Erika Werres ist Leiterin Planen und Entwicklung bei der WvM Immobilien und Projektentwicklung Köln und hält nichts von einer Frauenquote. Ihr Ansatz wäre ein anderer, nämlich der, dass die Bezahlung in vergleichbaren Positionen angeglichen wird, denn nur dann würden mehr Männer öfter Teilzeit nachfragen oder mehr Erziehungsauszeiten nehmen. Dank des Gender Pay Gaps würden aber oft die Frauen automatisch zu Hause bleiben.

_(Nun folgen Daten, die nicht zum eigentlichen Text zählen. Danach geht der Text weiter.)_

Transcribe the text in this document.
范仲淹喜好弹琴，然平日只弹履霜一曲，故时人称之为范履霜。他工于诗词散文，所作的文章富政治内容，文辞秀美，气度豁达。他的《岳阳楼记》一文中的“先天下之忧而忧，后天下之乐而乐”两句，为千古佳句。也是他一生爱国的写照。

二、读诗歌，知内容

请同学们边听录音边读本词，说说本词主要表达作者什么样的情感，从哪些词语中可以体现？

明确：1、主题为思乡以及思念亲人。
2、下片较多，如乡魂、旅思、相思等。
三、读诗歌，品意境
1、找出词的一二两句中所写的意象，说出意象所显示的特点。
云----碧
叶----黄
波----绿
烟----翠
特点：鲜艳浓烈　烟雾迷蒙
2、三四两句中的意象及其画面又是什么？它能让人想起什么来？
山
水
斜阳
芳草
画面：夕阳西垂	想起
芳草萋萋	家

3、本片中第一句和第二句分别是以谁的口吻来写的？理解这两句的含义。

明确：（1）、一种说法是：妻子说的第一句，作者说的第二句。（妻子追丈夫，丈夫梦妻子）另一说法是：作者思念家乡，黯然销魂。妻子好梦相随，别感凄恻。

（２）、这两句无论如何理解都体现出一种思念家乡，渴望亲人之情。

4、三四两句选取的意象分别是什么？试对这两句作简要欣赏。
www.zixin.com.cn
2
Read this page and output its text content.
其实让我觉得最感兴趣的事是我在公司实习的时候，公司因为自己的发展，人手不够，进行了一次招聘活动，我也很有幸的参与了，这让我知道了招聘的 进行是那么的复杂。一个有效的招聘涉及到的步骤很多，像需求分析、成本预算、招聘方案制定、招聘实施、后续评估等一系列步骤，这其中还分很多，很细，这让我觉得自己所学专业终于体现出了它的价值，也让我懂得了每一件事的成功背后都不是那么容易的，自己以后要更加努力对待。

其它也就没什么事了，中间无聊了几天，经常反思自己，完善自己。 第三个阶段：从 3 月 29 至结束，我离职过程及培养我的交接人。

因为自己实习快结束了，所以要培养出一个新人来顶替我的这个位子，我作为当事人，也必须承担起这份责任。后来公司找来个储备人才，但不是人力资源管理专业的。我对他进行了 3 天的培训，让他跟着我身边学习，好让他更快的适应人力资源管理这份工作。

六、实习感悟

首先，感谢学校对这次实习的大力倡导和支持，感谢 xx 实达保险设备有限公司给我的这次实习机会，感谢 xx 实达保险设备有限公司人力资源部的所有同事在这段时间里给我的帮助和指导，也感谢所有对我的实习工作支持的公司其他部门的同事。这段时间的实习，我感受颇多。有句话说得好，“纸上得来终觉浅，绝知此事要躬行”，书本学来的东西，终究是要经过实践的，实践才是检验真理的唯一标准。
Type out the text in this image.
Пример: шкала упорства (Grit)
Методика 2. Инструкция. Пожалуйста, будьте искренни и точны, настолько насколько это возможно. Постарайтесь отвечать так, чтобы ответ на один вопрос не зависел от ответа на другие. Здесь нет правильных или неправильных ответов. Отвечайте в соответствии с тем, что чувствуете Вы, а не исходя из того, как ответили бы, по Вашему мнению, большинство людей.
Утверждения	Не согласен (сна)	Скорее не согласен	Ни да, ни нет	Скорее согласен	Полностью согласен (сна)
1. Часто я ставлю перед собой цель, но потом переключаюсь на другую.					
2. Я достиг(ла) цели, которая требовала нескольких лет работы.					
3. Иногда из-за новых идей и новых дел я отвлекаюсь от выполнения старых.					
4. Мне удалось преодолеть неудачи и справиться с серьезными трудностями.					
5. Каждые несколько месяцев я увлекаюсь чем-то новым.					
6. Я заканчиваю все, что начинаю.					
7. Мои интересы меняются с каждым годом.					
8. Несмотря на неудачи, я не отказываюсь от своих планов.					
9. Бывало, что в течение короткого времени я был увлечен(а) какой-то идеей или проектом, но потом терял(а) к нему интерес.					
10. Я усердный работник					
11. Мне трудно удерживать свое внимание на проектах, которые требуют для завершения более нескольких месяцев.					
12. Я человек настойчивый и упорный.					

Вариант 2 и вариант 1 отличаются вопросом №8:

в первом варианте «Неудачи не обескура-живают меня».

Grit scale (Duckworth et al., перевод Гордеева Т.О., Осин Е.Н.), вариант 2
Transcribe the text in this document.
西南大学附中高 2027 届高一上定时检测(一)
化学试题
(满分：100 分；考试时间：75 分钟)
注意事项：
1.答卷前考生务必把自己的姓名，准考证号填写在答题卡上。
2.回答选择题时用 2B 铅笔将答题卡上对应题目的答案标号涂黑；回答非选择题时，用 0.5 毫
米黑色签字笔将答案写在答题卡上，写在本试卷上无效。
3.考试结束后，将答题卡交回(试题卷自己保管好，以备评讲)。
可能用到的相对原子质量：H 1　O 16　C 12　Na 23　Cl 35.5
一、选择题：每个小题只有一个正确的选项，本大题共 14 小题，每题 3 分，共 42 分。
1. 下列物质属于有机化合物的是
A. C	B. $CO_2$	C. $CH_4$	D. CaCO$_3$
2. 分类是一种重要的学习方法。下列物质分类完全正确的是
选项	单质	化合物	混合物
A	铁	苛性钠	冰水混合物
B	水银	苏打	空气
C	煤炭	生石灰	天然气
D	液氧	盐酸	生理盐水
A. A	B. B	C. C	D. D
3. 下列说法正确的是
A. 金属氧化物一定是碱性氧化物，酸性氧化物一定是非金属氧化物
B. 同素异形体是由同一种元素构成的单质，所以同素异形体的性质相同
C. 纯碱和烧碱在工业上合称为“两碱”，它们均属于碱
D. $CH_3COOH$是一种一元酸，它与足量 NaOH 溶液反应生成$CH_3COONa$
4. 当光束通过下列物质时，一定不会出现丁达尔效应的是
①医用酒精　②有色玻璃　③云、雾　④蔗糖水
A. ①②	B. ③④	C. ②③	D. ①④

Headhunter in der Immobilienbranche beziffern des Gender Pay Gap auf 5-15% auf vergleichbaren Positionen. Kathrin von Hardenberg, Gründerin und Geschäftsführerin von Indigo Headhunters aus Frankfurt/ Main erklärt es dadurch, dass männliche Bewerber den Spielraum bei Gehaltsverhandlungen entschlossener ausnutzen als Bewerberinnen. Dass dies natürlich auch mit jahrzehntelanger Sozialisation zu tun hat, fällt ihr dabei scheinbar nicht auf.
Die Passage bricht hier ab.